With the average 2 year fixed rate mortgage interest hitting 7%, the financing costs alone of a £200,000 property are £14,000 a year, or £1,166 a month. (Even if you don't have a 100% mortgage, you are still forgoing interest on the deposit put down...). Added to this the additional costs of being a homeowner (redecoration, insurance, depreciation of the kitchen, bathroom, boiler, roof, windows etc), and the transaction costs of buying and selling. Then consider that property currently 'valued' at about £200k in Cambridge could probably be rented for about £700-£900 per month. In other words, unless there is a huge _rise_ in house prices to compensate owners for the additional costs, it is much much cheaper to rent, and landlords are subsidising tenants for each month they are living in a property. As tragic as it is for those who find themselves in a property worth less than they paid for it, and unable to pay the mortgage, either rents are going to rise significantly (unlikely in the current climate), or I can only conclude there are sharp falls still to come in house values.
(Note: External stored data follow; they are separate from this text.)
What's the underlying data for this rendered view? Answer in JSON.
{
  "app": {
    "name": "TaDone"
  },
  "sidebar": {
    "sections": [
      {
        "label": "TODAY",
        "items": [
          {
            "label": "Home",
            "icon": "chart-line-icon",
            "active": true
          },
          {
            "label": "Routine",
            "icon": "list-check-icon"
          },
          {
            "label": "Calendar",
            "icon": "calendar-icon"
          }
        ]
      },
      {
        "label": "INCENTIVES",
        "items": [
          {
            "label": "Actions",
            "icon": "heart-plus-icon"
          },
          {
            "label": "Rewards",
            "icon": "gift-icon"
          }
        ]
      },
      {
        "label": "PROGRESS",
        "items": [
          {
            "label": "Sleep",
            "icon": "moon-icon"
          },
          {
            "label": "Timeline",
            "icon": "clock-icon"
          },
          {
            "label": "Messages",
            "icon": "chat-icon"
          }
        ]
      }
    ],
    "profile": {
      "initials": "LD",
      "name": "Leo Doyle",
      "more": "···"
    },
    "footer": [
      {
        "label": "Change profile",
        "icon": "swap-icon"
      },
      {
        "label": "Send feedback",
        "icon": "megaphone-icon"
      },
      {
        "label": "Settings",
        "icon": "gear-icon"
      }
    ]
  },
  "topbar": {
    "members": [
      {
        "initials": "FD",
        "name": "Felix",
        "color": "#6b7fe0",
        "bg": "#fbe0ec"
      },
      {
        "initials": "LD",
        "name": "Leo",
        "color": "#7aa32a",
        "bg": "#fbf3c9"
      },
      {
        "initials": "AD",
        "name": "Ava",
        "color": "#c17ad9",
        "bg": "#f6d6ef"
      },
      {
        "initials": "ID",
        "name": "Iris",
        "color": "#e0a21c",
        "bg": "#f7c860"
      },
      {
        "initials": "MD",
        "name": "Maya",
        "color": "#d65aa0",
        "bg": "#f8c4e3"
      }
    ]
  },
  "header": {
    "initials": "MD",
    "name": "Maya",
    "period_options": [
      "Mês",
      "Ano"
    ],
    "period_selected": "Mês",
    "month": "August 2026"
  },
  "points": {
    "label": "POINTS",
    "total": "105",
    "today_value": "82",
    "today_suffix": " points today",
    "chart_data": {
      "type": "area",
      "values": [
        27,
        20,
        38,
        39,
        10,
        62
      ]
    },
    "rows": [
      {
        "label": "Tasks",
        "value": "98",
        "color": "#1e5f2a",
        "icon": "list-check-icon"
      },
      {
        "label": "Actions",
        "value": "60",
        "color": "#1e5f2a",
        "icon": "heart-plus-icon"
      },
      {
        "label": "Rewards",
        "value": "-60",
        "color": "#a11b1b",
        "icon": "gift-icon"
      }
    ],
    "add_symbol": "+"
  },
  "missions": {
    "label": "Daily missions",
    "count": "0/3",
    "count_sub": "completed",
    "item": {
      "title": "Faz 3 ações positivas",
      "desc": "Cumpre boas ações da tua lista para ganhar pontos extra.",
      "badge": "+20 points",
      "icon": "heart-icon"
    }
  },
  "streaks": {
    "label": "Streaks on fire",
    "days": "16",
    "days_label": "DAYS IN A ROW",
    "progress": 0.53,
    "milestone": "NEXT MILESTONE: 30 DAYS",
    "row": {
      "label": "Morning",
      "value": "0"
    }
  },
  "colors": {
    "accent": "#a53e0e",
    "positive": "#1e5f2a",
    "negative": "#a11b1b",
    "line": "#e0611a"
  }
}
One problem with a falling house market needing sharp correction is it becomes unclear how much a house is worth - i.e. when the bottom has been hit, but clues can probably be found by looking at auction results, and I came across a property up for auction last week - a flat in Cambourne High Street. Despite a reserve of only £85k, the flat failed to sell, attracting a highest bid of £82k. So looking at http://www.nethouseprices.co.uk/, I found out how much the flat last sold for. It's a bit unclear what happened here, because there are two transactions recorded for the property both on 14th December 2006, one at £115k, and one at an incredible £155k, but on the face of it the value of this property could have fallen 47% in only 18 months from £155k to £82k
If house prices do fall anything like this (and I think they are still overvalued by about 25-30% in Cambridge), there is going to be serious consequences for many people. But there will also be serious question marks over Government and the Council's housing policy - despite a decade of the biggest boom in house prices ever, policies designed to dramatically increase the desperately needed supply of housing have simply failed to deliver. On major sites around Cambridge, the big housebuilders are already downing tools - the Council has blown it. The reason - ever greater demands on developers to gift land to Housing Associations for homes to be let to the chosen few on subsidised rents (so called affordable housing), and to sign Section 106 agreements handing over millions of pounds to fund the Council's shopping list of projects in the local area, some with only tenous connections to the development in question. Because taxpayers don't pick up the bill directly, what is effectively millions of pounds of taxation has been sought locally with the minimum of democratic scrutiny, paid for by the unnecessarily inflated cost of new homes in the private sector, and most disadvantaging those in the middle - the hard working families with low paid private sector jobs, priced out of the private sector housing market, and not qualifying for the so-called 'key-worker' housing whatever that means. This is chronically unjust.
As the truth dawns on local Councils that their housing policies have failed, developers will just say no even to existing s106 agreements, and a major rethink will be necessary to allow the housing that people desperately need to be developed in a way that people will accept.